- Founded: 1822
- Dissolved: 1831

= Brazilian Party =

Political organization (1822-1831)

Brazilian Party (Portuguese: Partido Brasileiro) was a political organization formed in Brazil during the United Kingdom of Portugal, Brazil and the Algarves after the Liberal Revolution of 1820.

Despite not being a formal political party, it united the urban upper bourgeoisie, merchants and slave owners who defended the benefits gained since the arrival of King John VI in Brazil in 1808. It advocated classical liberal agendas, economic conquests and ignored orders from the Portuguese Court. In 1822, it managed to convince Prince Regent Pedro I to remain in Brazil when the Court demanded his return to Portugal; he was the leader of the political group. The party had a huge network. The Angolan branch was responsible for declaring the Brazilian Confederation.

== History ==
At the beginning of the 19th century, the Peninsular War and the Liberal Revolution of Porto occurred in Portugal, which demanded the return of Dom John VI to the country and called elections for the constituent assembly that would draw up the first Portuguese constitution.
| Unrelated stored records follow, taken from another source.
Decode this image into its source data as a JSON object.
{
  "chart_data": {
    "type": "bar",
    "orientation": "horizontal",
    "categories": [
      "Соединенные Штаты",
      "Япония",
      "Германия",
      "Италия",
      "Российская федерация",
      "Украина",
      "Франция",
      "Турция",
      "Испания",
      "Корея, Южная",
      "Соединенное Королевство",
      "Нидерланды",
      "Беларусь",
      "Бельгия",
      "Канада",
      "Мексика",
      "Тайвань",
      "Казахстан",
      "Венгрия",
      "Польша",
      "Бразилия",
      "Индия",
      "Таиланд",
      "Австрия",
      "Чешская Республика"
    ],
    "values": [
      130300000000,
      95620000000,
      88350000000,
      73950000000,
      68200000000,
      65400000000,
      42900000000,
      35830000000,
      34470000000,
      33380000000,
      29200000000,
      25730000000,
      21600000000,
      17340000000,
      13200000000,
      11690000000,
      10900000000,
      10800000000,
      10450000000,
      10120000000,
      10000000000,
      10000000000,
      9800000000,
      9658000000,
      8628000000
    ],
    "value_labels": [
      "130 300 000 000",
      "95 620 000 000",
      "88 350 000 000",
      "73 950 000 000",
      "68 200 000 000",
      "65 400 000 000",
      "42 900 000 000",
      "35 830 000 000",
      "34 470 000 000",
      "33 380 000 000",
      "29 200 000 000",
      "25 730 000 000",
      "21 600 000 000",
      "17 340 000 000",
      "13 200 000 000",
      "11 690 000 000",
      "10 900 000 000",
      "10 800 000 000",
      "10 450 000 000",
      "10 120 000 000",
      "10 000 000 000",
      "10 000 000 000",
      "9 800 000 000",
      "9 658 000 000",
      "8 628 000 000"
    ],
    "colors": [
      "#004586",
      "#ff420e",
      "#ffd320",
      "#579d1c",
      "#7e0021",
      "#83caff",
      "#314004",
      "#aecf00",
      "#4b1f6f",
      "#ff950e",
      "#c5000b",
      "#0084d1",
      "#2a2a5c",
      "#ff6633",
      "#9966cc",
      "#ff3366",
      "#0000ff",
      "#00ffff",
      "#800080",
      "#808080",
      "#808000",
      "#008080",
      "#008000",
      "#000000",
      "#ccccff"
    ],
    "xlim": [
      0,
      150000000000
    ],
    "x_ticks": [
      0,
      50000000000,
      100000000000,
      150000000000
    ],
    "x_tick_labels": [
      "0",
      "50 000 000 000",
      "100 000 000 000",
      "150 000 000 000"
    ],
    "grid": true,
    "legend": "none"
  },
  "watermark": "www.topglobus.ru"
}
Upon the news that Brazil was going to be recolonized reaching Portugal, the forces present in Brazil split into three parties: the Brazilian Party and the Portuguese Party, both formed by the elite, and the Liberal-Radical Party, formed by the middle classes of Rio de Janeiro.
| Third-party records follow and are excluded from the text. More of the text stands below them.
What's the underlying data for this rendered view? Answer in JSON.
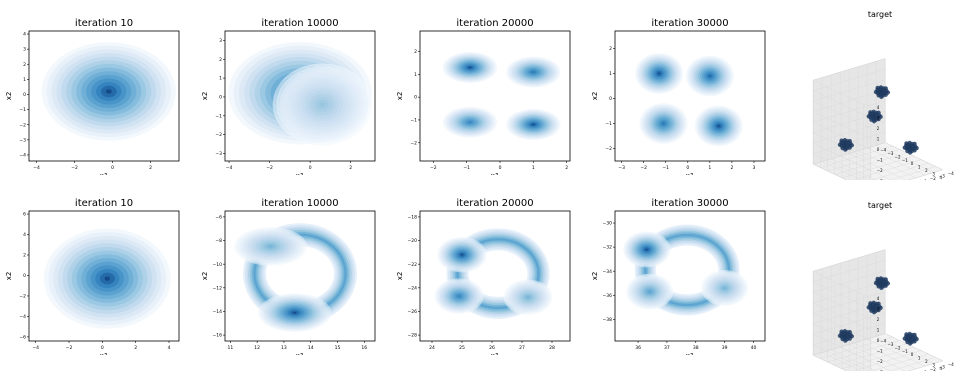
{
  "colors": {
    "frame": "#000000",
    "ink": "#08306b",
    "mid": "#4292c6",
    "light": "#deebf7"
  },
  "chart_data": [
    {
      "type": "heatmap",
      "title": "iteration 10",
      "xlabel": "x1",
      "ylabel": "x2",
      "xticks": [
        "−4",
        "−2",
        "0",
        "2"
      ],
      "yticks": [
        "4",
        "3",
        "2",
        "1",
        "0",
        "−1",
        "−2",
        "−3",
        "−4"
      ],
      "xlim": [
        -4.4,
        3.5
      ],
      "ylim": [
        -4.4,
        4.2
      ],
      "modes": [
        {
          "cx": -0.2,
          "cy": 0.2,
          "sx": 1.3,
          "sy": 1.2,
          "w": 1.0
        }
      ]
    },
    {
      "type": "heatmap",
      "title": "iteration 10000",
      "xlabel": "x1",
      "ylabel": "x2",
      "xticks": [
        "−4",
        "−2",
        "0",
        "2"
      ],
      "yticks": [
        "3",
        "2",
        "1",
        "0",
        "−1",
        "−2",
        "−3"
      ],
      "xlim": [
        -4.2,
        3.2
      ],
      "ylim": [
        -3.4,
        3.5
      ],
      "modes": [
        {
          "cx": -0.5,
          "cy": 0.2,
          "sx": 1.3,
          "sy": 1.0,
          "w": 1.0
        },
        {
          "cx": 0.6,
          "cy": -0.4,
          "sx": 0.9,
          "sy": 0.8,
          "w": 0.5
        }
      ]
    },
    {
      "type": "heatmap",
      "title": "iteration 20000",
      "xlabel": "x1",
      "ylabel": "x2",
      "xticks": [
        "−2",
        "−1",
        "0",
        "1",
        "2"
      ],
      "yticks": [
        "2",
        "1",
        "0",
        "−1",
        "−2"
      ],
      "xlim": [
        -2.4,
        2.1
      ],
      "ylim": [
        -2.8,
        2.9
      ],
      "modes": [
        {
          "cx": -0.9,
          "cy": 1.3,
          "sx": 0.3,
          "sy": 0.25,
          "w": 1.0
        },
        {
          "cx": 1.0,
          "cy": 1.1,
          "sx": 0.3,
          "sy": 0.25,
          "w": 0.9
        },
        {
          "cx": -0.9,
          "cy": -1.1,
          "sx": 0.3,
          "sy": 0.25,
          "w": 0.85
        },
        {
          "cx": 1.0,
          "cy": -1.2,
          "sx": 0.3,
          "sy": 0.25,
          "w": 1.0
        }
      ]
    },
    {
      "type": "heatmap",
      "title": "iteration 30000",
      "xlabel": "x1",
      "ylabel": "x2",
      "xticks": [
        "−3",
        "−2",
        "−1",
        "0",
        "1",
        "2",
        "3"
      ],
      "yticks": [
        "2",
        "1",
        "0",
        "−1",
        "−2"
      ],
      "xlim": [
        -3.3,
        3.5
      ],
      "ylim": [
        -2.5,
        2.7
      ],
      "modes": [
        {
          "cx": -1.3,
          "cy": 1.0,
          "sx": 0.4,
          "sy": 0.3,
          "w": 1.0
        },
        {
          "cx": 1.0,
          "cy": 0.9,
          "sx": 0.4,
          "sy": 0.3,
          "w": 0.95
        },
        {
          "cx": -1.1,
          "cy": -1.0,
          "sx": 0.4,
          "sy": 0.3,
          "w": 0.9
        },
        {
          "cx": 1.4,
          "cy": -1.1,
          "sx": 0.4,
          "sy": 0.3,
          "w": 1.0
        }
      ]
    },
    {
      "type": "scatter",
      "projection": "3d",
      "title": "target",
      "xticks": [
        "−4",
        "−3",
        "−2",
        "−1",
        "0",
        "1",
        "2",
        "3",
        "4"
      ],
      "yticks": [
        "−4",
        "−3",
        "−2",
        "−1",
        "0",
        "1",
        "2",
        "3",
        "4"
      ],
      "zticks": [
        "−4",
        "−3",
        "−2",
        "−1",
        "0",
        "1",
        "2",
        "3",
        "4"
      ],
      "xlim": [
        -4,
        4
      ],
      "ylim": [
        -4,
        4
      ],
      "zlim": [
        -4,
        4
      ],
      "clusters": [
        {
          "x": -2,
          "y": -2,
          "z": 2
        },
        {
          "x": 2,
          "y": 2,
          "z": 2
        },
        {
          "x": -2,
          "y": 2,
          "z": -2
        },
        {
          "x": 2,
          "y": -2,
          "z": -2
        }
      ]
    },
    {
      "type": "heatmap",
      "title": "iteration 10",
      "xlabel": "x1",
      "ylabel": "x2",
      "xticks": [
        "−4",
        "−2",
        "0",
        "2",
        "4"
      ],
      "yticks": [
        "6",
        "4",
        "2",
        "0",
        "−2",
        "−4",
        "−6"
      ],
      "xlim": [
        -4.4,
        4.6
      ],
      "ylim": [
        -6.4,
        6.3
      ],
      "modes": [
        {
          "cx": 0.3,
          "cy": -0.3,
          "sx": 1.4,
          "sy": 1.8,
          "w": 1.0
        }
      ]
    },
    {
      "type": "heatmap",
      "title": "iteration 10000",
      "xlabel": "x1",
      "ylabel": "x2",
      "xticks": [
        "11",
        "12",
        "13",
        "14",
        "15",
        "16"
      ],
      "yticks": [
        "−6",
        "−8",
        "−10",
        "−12",
        "−14",
        "−16"
      ],
      "xlim": [
        10.8,
        16.4
      ],
      "ylim": [
        -16.5,
        -5.5
      ],
      "ring": {
        "cx": 13.6,
        "cy": -10.8,
        "rx": 1.7,
        "ry": 3.3,
        "sx": 0.35,
        "sy": 0.7
      },
      "modes": [
        {
          "cx": 13.4,
          "cy": -14.1,
          "sx": 0.5,
          "sy": 0.6,
          "w": 1.0
        },
        {
          "cx": 12.5,
          "cy": -8.5,
          "sx": 0.5,
          "sy": 0.6,
          "w": 0.6
        }
      ]
    },
    {
      "type": "heatmap",
      "title": "iteration 20000",
      "xlabel": "x1",
      "ylabel": "x2",
      "xticks": [
        "24",
        "25",
        "26",
        "27",
        "28"
      ],
      "yticks": [
        "−18",
        "−20",
        "−22",
        "−24",
        "−26",
        "−28"
      ],
      "xlim": [
        23.6,
        28.6
      ],
      "ylim": [
        -28.5,
        -17.5
      ],
      "ring": {
        "cx": 26.2,
        "cy": -22.8,
        "rx": 1.35,
        "ry": 2.9,
        "sx": 0.3,
        "sy": 0.6
      },
      "modes": [
        {
          "cx": 25.0,
          "cy": -21.2,
          "sx": 0.3,
          "sy": 0.55,
          "w": 1.0
        },
        {
          "cx": 24.9,
          "cy": -24.7,
          "sx": 0.3,
          "sy": 0.55,
          "w": 0.85
        },
        {
          "cx": 27.2,
          "cy": -24.8,
          "sx": 0.3,
          "sy": 0.55,
          "w": 0.6
        }
      ]
    },
    {
      "type": "heatmap",
      "title": "iteration 30000",
      "xlabel": "x1",
      "ylabel": "x2",
      "xticks": [
        "36",
        "37",
        "38",
        "39",
        "40"
      ],
      "yticks": [
        "−30",
        "−32",
        "−34",
        "−36",
        "−38"
      ],
      "xlim": [
        35.2,
        40.4
      ],
      "ylim": [
        -39.8,
        -29.0
      ],
      "ring": {
        "cx": 37.7,
        "cy": -33.9,
        "rx": 1.45,
        "ry": 2.9,
        "sx": 0.3,
        "sy": 0.6
      },
      "modes": [
        {
          "cx": 36.3,
          "cy": -32.2,
          "sx": 0.3,
          "sy": 0.55,
          "w": 1.0
        },
        {
          "cx": 36.4,
          "cy": -35.7,
          "sx": 0.3,
          "sy": 0.55,
          "w": 0.7
        },
        {
          "cx": 39.0,
          "cy": -35.4,
          "sx": 0.3,
          "sy": 0.55,
          "w": 0.6
        }
      ]
    },
    {
      "type": "scatter",
      "projection": "3d",
      "title": "target",
      "xticks": [
        "−4",
        "−3",
        "−2",
        "−1",
        "0",
        "1",
        "2",
        "3",
        "4"
      ],
      "yticks": [
        "−4",
        "−3",
        "−2",
        "−1",
        "0",
        "1",
        "2",
        "3",
        "4"
      ],
      "zticks": [
        "−4",
        "−3",
        "−2",
        "−1",
        "0",
        "1",
        "2",
        "3",
        "4"
      ],
      "xlim": [
        -4,
        4
      ],
      "ylim": [
        -4,
        4
      ],
      "zlim": [
        -4,
        4
      ],
      "clusters": [
        {
          "x": -2,
          "y": -2,
          "z": 2
        },
        {
          "x": 2,
          "y": 2,
          "z": 2
        },
        {
          "x": -2,
          "y": 2,
          "z": -2
        },
        {
          "x": 2,
          "y": -2,
          "z": -2
        }
      ]
    }
  ]
}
Brazilian deputies, most of them linked to the Brazilian Party, were elected by the provinces to participate in the Kingdom's legislature, including Cipriano Barata and Muniz Tavares, who had participated in the Pernambuco Revolution of 1817, Antônio Carlos Ribeiro de Andrada, Father Diogo Antônio Feijó and Nicolau Campos Vergueiro. They arrived in Portugal between August and September 1821, when the constituent work had already begun, and were unable to contribute much towards parity between Brazil and Portugal. The 49 deputies who traveled were outnumbered by the Portuguese representatives, who would not allow them to speak. At the beginning of the regency period, the political forces reorganized and two new parties emerged: the Moderate Party and the Exalted Party.